To było prawdziwe wejście smoka do Ekstrakasy. Said Hamulić latem trafił do Stali Mielec z litewskiej Suduvy i błyskawicznie udowodnił, że ten transfer to strzał w dziesiątkę.
Urodzony w Holandii Bośniak zagrał 17 meczów w Ekstraklasie, w których strzelił 9 goli i zaliczył 4 asysty. To po rundzie jesiennej daje mu pozycję najlepszego strzelca ligi, ex equo z Hiszpanem Davo z Wisły Płock.

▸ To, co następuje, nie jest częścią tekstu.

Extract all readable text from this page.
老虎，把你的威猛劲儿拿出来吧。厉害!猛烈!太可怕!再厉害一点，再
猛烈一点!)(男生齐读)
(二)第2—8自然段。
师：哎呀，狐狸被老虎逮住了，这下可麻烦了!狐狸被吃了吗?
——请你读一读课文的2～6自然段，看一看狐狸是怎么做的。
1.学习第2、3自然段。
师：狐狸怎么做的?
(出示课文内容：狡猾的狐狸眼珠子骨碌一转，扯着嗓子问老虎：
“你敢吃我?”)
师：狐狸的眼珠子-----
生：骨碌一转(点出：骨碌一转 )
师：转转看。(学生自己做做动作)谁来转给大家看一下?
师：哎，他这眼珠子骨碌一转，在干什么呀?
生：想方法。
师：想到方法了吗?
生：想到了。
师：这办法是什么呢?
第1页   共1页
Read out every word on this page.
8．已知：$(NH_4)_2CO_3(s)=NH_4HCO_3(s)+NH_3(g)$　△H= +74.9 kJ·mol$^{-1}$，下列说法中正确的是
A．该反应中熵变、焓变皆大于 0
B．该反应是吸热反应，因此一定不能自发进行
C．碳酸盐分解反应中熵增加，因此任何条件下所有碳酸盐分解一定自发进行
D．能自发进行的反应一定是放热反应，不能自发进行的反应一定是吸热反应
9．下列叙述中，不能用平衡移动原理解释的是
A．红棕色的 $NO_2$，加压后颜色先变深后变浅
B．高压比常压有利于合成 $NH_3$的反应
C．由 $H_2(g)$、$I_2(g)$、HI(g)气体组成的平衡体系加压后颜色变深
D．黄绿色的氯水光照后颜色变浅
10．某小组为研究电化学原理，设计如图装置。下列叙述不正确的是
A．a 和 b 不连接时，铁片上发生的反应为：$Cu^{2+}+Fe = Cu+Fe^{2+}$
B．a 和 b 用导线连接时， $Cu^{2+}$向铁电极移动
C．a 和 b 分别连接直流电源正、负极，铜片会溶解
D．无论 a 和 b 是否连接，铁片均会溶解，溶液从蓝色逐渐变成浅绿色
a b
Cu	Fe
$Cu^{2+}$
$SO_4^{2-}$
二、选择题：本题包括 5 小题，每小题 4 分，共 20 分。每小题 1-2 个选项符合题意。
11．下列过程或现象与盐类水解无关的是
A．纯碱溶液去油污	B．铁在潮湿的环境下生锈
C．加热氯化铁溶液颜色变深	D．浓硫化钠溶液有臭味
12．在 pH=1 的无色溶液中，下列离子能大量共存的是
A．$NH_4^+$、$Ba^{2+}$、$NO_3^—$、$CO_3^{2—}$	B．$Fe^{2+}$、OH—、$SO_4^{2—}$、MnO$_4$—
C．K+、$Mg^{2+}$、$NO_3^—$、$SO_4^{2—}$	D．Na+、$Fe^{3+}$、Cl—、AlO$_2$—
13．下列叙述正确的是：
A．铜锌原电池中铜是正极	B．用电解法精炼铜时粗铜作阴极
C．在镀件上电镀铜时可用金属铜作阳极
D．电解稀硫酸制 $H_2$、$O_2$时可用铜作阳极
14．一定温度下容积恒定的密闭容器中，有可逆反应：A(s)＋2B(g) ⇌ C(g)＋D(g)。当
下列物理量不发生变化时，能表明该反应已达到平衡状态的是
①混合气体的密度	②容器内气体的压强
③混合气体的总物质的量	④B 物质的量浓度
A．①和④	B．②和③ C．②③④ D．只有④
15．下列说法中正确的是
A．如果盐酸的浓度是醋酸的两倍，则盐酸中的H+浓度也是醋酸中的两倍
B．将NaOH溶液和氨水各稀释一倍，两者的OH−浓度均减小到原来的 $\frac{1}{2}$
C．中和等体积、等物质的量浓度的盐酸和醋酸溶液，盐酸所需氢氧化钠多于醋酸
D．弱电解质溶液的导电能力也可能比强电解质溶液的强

Świetne występy 22-letniego napastnika sprawiły, że zainteresowanie jego usługami było coraz większe. WP SportoweFakty już wiele tygodni temu informowały o tym, iż piłkarz trafił do notesów skautów klubów z MLS. I trzeba przyznać, że Amerykanie do końca byli w grze o Hamulicia.
Finisz rywalizacji o niego wygrali jednak Francuzi. Szymon Janczyk, dziennikarz weszlo.com, jako pierwszy podał, że prawdopodobny jest transfer do Tuluzy. I faktycznie, w ostatnich dniach negocjacje między tymi klubami były bardzo zaawansowane i według naszej wiedzy zakończyły się sukcesem! A to oznacza, że Hamulić opuszcza Ekstaklasę.
Jak słyszymy, Stal zarobi na Hamuliciu ponad 2 miliony euro (choć spora część tej sumy trafi do poprzedniego klubu Bośniaka). To rekord transferowy jeśli chodzi o klub z Mielca. A piłkarz w najbliższych dniach uda się na testy medyczne do Francji, po których podpisze kontrakt z dwunastym zespołem Ligue 1.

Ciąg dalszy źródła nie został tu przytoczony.